O nacional Não Se Aceitam Devoluções, com Leandro Hassum e atualmente em cartaz nas telonas, é um belo exemplo deste novo cenário: adaptação de uma película mexicana, a comédia brasileira é apenas mais um dos inúmeros longas-metragens derivados de roteiros originalmente escritos para espectadores estrangeiros. Para mapear o território, decidimos preparar uma lista que elenca algumas das produções que deram muitos e muitos frutos gringos.
UM NAMORADO PARA MINHA ESPOSA
Um Namorado Para MInha Esposa, um dos primeiros produtos a serem adaptados para múltiplos idiomas, não só reafirma a força do recente cinema argentino - que vem dominando as telonas internacionais em termos de crítica, prêmios e estrelas desde o início do século XXI -, como também demonstra que para ganhar inúmeros remakes, a obra em questão precisa ser globalmente palatável. Como apontado no artigo 10 filmes que são refilmagens e você não sabia, estas modernas narrativas que são refeitas em inúmeras línguas não precisam de muitas manutenções ou modificações narrativas para funcionarem em territórios estrangeiros. Basta alterar uma piada aqui e ali, seguir a simplicidade funcional do material original e voilà: um sucesso de bilheterias está pronto.

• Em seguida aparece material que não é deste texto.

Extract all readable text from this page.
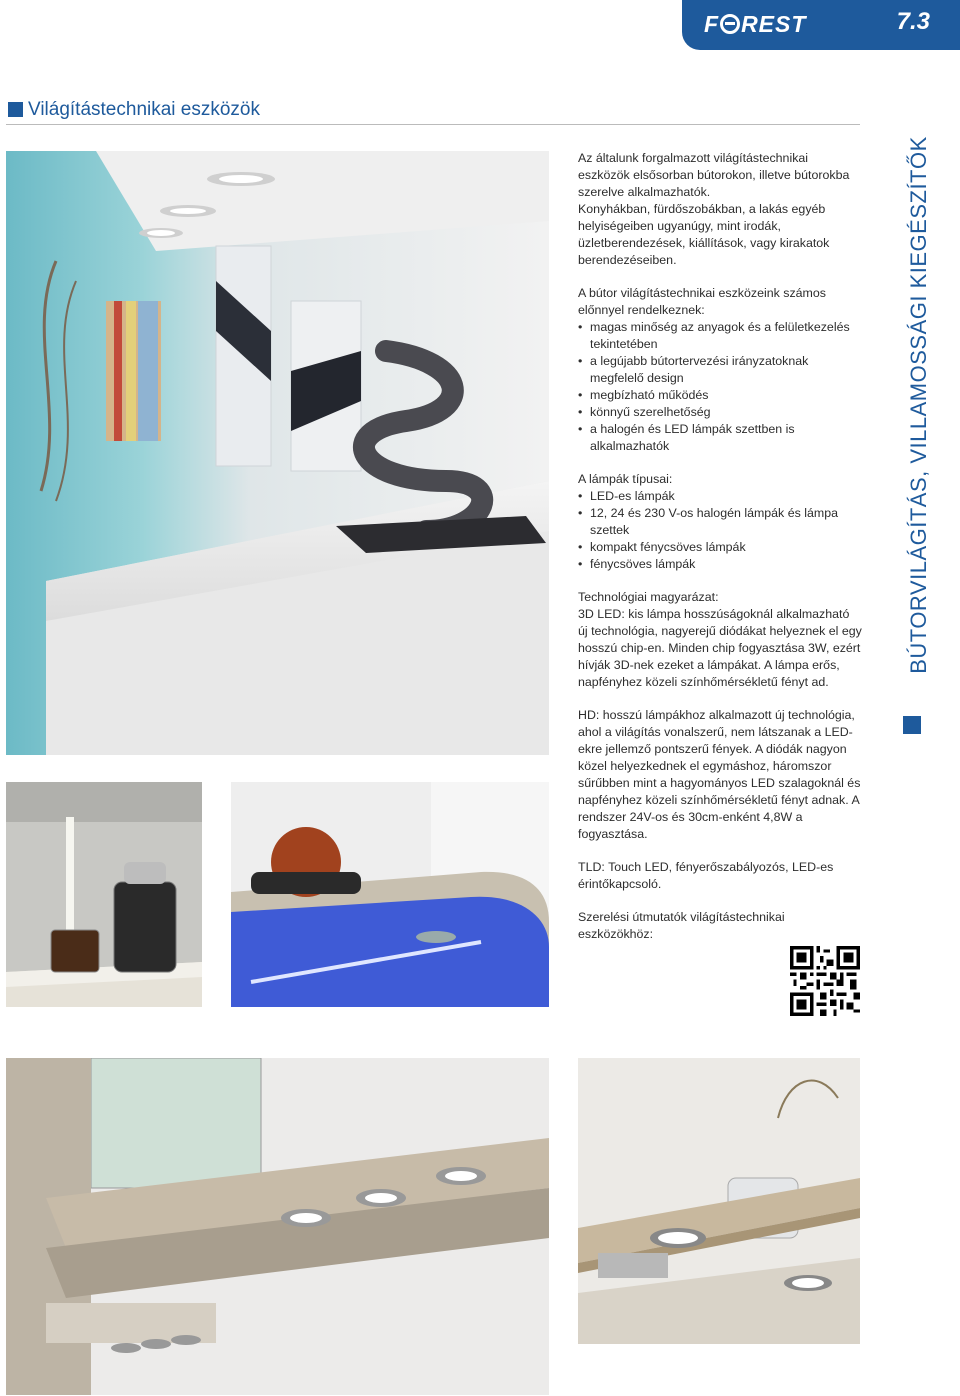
F REST	7.3
Világítástechnikai eszközök
BÚTORVILÁGÍTÁS, VILLAMOSSÁGI KIEGÉSZÍTŐK

Az általunk forgalmazott világítástechnikai eszközök elsősorban bútorokon, illetve bútorokba szerelve alkalmazhatók.
Konyhákban, fürdőszobákban, a lakás egyéb helyiségeiben ugyanúgy, mint irodák, üzletberendezések, kiállítások, vagy kirakatok berendezéseiben.

A bútor világítástechnikai eszközeink számos előnnyel rendelkeznek:

• magas minőség az anyagok és a felületkezelés tekintetében
• a legújabb bútortervezési irányzatoknak megfelelő design
• megbízható működés
• könnyű szerelhetőség
• a halogén és LED lámpák szettben is alkalmazhatók

A lámpák típusai:

• LED-es lámpák
• 12, 24 és 230 V-os halogén lámpák és lámpa szettek
• kompakt fénycsöves lámpák
• fénycsöves lámpák

Technológiai magyarázat:

3D LED: kis lámpa hosszúságoknál alkalmazható új technológia, nagyerejű diódákat helyeznek el egy hosszú chip-en. Minden chip fogyasztása 3W, ezért hívják 3D-nek ezeket a lámpákat. A lámpa erős, napfényhez közeli színhőmérsékletű fényt ad.

HD: hosszú lámpákhoz alkalmazott új technológia, ahol a világítás vonalszerű, nem látszanak a LED-ekre jellemző pontszerű fények. A diódák nagyon közel helyezkednek el egymáshoz, háromszor sűrűbben mint a hagyományos LED szalagoknál és napfényhez közeli színhőmérsékletű fényt adnak. A rendszer 24V-os és 30cm-enként 4,8W a fogyasztása.

TLD: Touch LED, fényerőszabályozós, LED-es érintőkapcsoló.

Szerelési útmutatók világítástechnikai eszközökhöz:
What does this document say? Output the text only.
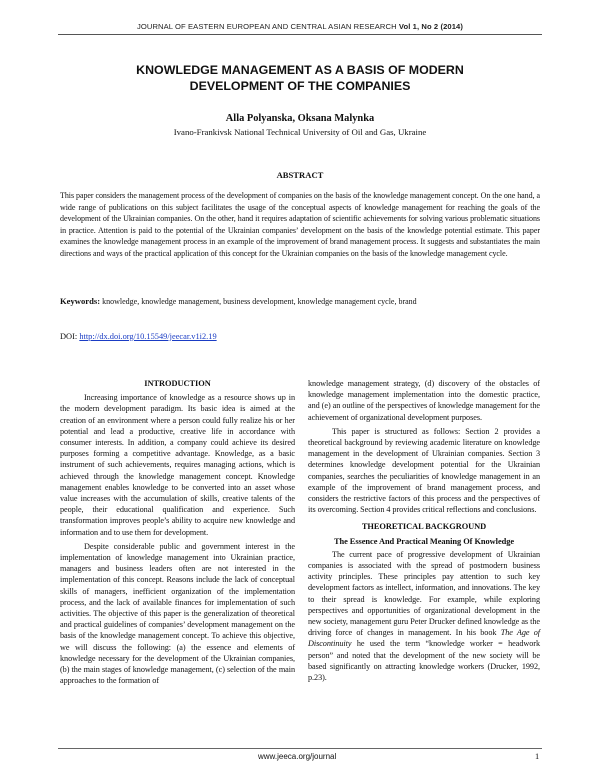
JOURNAL OF EASTERN EUROPEAN AND CENTRAL ASIAN RESEARCH Vol 1, No 2 (2014)
KNOWLEDGE MANAGEMENT AS A BASIS OF MODERN
DEVELOPMENT OF THE COMPANIES
Alla Polyanska, Oksana Malynka
Ivano-Frankivsk National Technical University of Oil and Gas, Ukraine
ABSTRACT
This paper considers the management process of the development of companies on the basis of the knowledge management concept. On the one hand, a wide range of publications on this subject facilitates the usage of the conceptual aspects of knowledge management for reaching the goals of the development of the Ukrainian companies. On the other, hand it requires adaptation of scientific achievements for solving various problematic situations in practice. Attention is paid to the potential of the Ukrainian companies’ development on the basis of the knowledge potential estimate. This paper examines the knowledge management process in an example of the improvement of brand management process. It suggests and substantiates the main directions and ways of the practical application of this concept for the Ukrainian companies on the basis of the knowledge management cycle.
Keywords: knowledge, knowledge management, business development, knowledge management cycle, brand
DOI: http://dx.doi.org/10.15549/jeecar.v1i2.19
INTRODUCTION

Increasing importance of knowledge as a resource shows up in the modern development paradigm. Its basic idea is aimed at the creation of an environment where a person could fully realize his or her potential and lead a productive, creative life in accordance with consumer interests. In addition, a company could achieve its desired purposes forming a competitive advantage. Knowledge, as a basic instrument of such achievements, requires managing actions, which is achieved through the knowledge management concept. Knowledge management enables knowledge to be converted into an asset whose value increases with the accumulation of skills, creative talents of the people, their educational qualification and experience. Such transformation improves people’s ability to acquire new knowledge and information and to use them for development.

Despite considerable public and government interest in the implementation of knowledge management into Ukrainian practice, managers and business leaders often are not interested in the implementation of this concept. Reasons include the lack of conceptual skills of managers, inefficient organization of the implementation process, and the lack of available finances for implementation of such activities. The objective of this paper is the generalization of theoretical and practical guidelines of companies’ development management on the basis of the knowledge management concept. To achieve this objective, we will discuss the following: (a) the essence and elements of knowledge necessary for the development of the Ukrainian companies, (b) the main stages of knowledge management, (c) selection of the main approaches to the formation of

knowledge management strategy, (d) discovery of the obstacles of knowledge management implementation into the domestic practice, and (e) an outline of the perspectives of knowledge management for the achievement of organizational development purposes.

This paper is structured as follows: Section 2 provides a theoretical background by reviewing academic literature on knowledge management in the development of Ukrainian companies. Section 3 determines knowledge development potential for the Ukrainian companies, searches the peculiarities of knowledge management in an example of the improvement of brand management process, and considers the restrictive factors of this process and the perspectives of its overcoming. Section 4 provides critical reflections and conclusions.

THEORETICAL BACKGROUND
The Essence And Practical Meaning Of Knowledge

The current pace of progressive development of Ukrainian companies is associated with the spread of postmodern business activity principles. These principles pay attention to such key development factors as intellect, information, and innovations. The key to their spread is knowledge. For example, while exploring perspectives and opportunities of organizational development in the new society, management guru Peter Drucker defined knowledge as the driving force of changes in management. In his book The Age of Discontinuity he used the term “knowledge worker = headwork person” and noted that the development of the new society will be based significantly on attracting knowledge workers (Drucker, 1992, p.23).

www.jeeca.org/journal	1
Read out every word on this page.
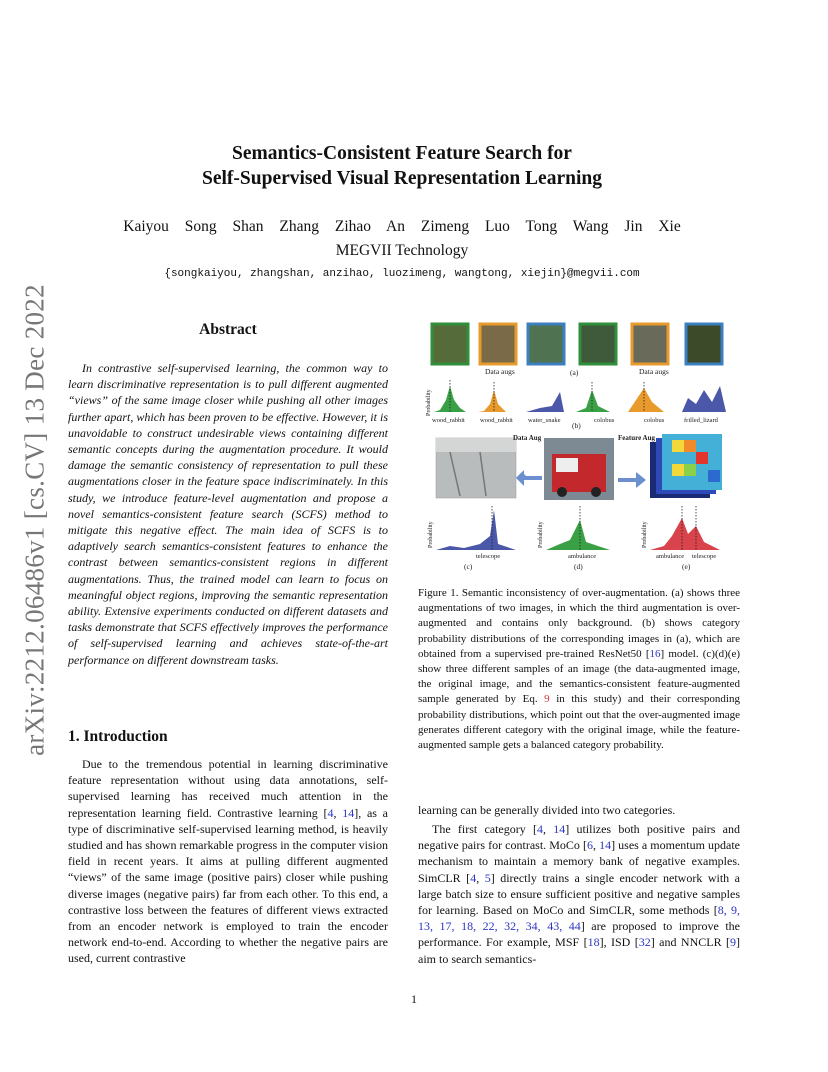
arXiv:2212.06486v1 [cs.CV] 13 Dec 2022
Semantics-Consistent Feature Search for
Self-Supervised Visual Representation Learning
Kaiyou Song Shan Zhang Zihao An Zimeng Luo Tong Wang Jin Xie
MEGVII Technology
{songkaiyou, zhangshan, anzihao, luozimeng, wangtong, xiejin}@megvii.com
Abstract
In contrastive self-supervised learning, the common way to learn discriminative representation is to pull different augmented “views” of the same image closer while pushing all other images further apart, which has been proven to be effective. However, it is unavoidable to construct undesirable views containing different semantic concepts during the augmentation procedure. It would damage the semantic consistency of representation to pull these augmentations closer in the feature space indiscriminately. In this study, we introduce feature-level augmentation and propose a novel semantics-consistent feature search (SCFS) method to mitigate this negative effect. The main idea of SCFS is to adaptively search semantics-consistent features to enhance the contrast between semantics-consistent regions in different augmentations. Thus, the trained model can learn to focus on meaningful object regions, improving the semantic representation ability. Extensive experiments conducted on different datasets and tasks demonstrate that SCFS effectively improves the performance of self-supervised learning and achieves state-of-the-art performance on different downstream tasks.
1. Introduction
Due to the tremendous potential in learning discriminative feature representation without using data annotations, self-supervised learning has received much attention in the representation learning field. Contrastive learning [4, 14], as a type of discriminative self-supervised learning method, is heavily studied and has shown remarkable progress in the computer vision field in recent years. It aims at pulling different augmented “views” of the same image (positive pairs) closer while pushing diverse images (negative pairs) far from each other. To this end, a contrastive loss between the features of different views extracted from an encoder network is employed to train the encoder network end-to-end. According to whether the negative pairs are used, current contrastive
Data augs	(a)	Data augs
Probability
wood_rabbit wood_rabbit water_snake	colobus	colobus	frilled_lizard
(b)
Data Aug	Feature Aug
Probability	Probability	Probability
telescope	ambulance	ambulance telescope
(c)	(d)	(e)
Figure 1. Semantic inconsistency of over-augmentation. (a) shows three augmentations of two images, in which the third augmentation is over-augmented and contains only background. (b) shows category probability distributions of the corresponding images in (a), which are obtained from a supervised pre-trained ResNet50 [16] model. (c)(d)(e) show three different samples of an image (the data-augmented image, the original image, and the semantics-consistent feature-augmented sample generated by Eq. 9 in this study) and their corresponding probability distributions, which point out that the over-augmented image generates different category with the original image, while the feature-augmented sample gets a balanced category probability.
learning can be generally divided into two categories.
The first category [4, 14] utilizes both positive pairs and negative pairs for contrast. MoCo [6, 14] uses a momentum update mechanism to maintain a memory bank of negative examples. SimCLR [4, 5] directly trains a single encoder network with a large batch size to ensure sufficient positive and negative samples for learning. Based on MoCo and SimCLR, some methods [8, 9, 13, 17, 18, 22, 32, 34, 43, 44] are proposed to improve the performance. For example, MSF [18], ISD [32] and NNCLR [9] aim to search semantics-
1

No caso desta comédia romântica do diretor Juan Taratuto (Roteiro de Casamento), um falido casamento prestes a desmoronar tira o sono de Tenso (Adrián Suar). Para resolver a situação e finalmente se divorciar de Tana (Valeria Bertuccelli), o protagonista decide contratar uma espécie de "amante de aluguel" para sua esposa - só que o tiro, evidentemente, sai pela culatra. Filme mais visto de 2008 na Argentina e uma das maiores bilheterias da história no país, Um Namorado Para Minha Esposa logo teve os direitos de seu roteiro vendidos para os gringos: além de Hollywood, que ainda prepara seu remake para o hit sul-americano, a Coreia do Sul (All About My Wife), a Itália (Um Namorado Para Minha Esposa), o México (Busco Novio Para Mi Mujer), o Chile (Se Busca Novio... Para Mi Mujer) e até mesmo o Brasil (Um Namorado Para Minha Mulher) embarcaram na onda dos hermanos.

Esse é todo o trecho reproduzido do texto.